Bond breaking always requires an input of energy and is therefore an endothermic process, whereas bond making always releases energy, which is an exothermic process. The sign conventions for heat flow and enthalpy changes are summarized in the following table:

Reaction Type ΔHrxn
exothermic < 0 (heat flows from a system to its surroundings)
endothermic > 0 (heat flows from the surroundings to a system)

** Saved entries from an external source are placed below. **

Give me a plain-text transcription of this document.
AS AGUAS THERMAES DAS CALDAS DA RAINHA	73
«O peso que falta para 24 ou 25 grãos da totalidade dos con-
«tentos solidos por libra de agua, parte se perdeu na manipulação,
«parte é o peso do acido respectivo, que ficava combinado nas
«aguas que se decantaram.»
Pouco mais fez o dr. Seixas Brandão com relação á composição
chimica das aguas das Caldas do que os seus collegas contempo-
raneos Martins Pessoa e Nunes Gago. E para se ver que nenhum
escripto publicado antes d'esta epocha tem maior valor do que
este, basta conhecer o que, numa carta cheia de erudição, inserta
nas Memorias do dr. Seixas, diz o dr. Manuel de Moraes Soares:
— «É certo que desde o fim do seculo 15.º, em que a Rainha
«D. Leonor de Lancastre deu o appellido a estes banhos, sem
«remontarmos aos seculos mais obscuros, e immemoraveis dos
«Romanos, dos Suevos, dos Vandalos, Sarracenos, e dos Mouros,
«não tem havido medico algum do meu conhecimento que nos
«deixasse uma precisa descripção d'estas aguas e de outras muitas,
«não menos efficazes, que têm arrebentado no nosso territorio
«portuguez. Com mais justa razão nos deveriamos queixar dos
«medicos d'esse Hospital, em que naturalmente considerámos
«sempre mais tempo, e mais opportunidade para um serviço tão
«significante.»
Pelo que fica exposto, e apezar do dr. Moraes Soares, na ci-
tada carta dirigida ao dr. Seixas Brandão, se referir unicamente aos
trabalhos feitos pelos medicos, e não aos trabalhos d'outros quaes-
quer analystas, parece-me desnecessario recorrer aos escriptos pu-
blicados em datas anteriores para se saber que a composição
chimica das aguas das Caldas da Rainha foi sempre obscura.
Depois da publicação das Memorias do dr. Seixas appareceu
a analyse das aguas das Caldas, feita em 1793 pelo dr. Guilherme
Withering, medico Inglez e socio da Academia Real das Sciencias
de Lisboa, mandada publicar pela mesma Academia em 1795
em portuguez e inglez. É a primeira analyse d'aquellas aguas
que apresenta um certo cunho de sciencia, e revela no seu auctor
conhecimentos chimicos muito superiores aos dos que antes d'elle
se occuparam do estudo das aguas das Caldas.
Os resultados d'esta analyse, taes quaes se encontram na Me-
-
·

If ΔHrxn is negative, then the enthalpy of the products is less than the enthalpy of the reactants; that is, an exothermic reaction is energetically downhill (Figure $$\PageIndex{2}a$$). Conversely, if ΔHrxn is positive, then the enthalpy of the products is greater than the enthalpy of the reactants; thus, an endothermic reaction is energetically uphill (Figure $$\PageIndex{2b}$$). Two important characteristics of enthalpy and changes in enthalpy are summarized in the following discussion.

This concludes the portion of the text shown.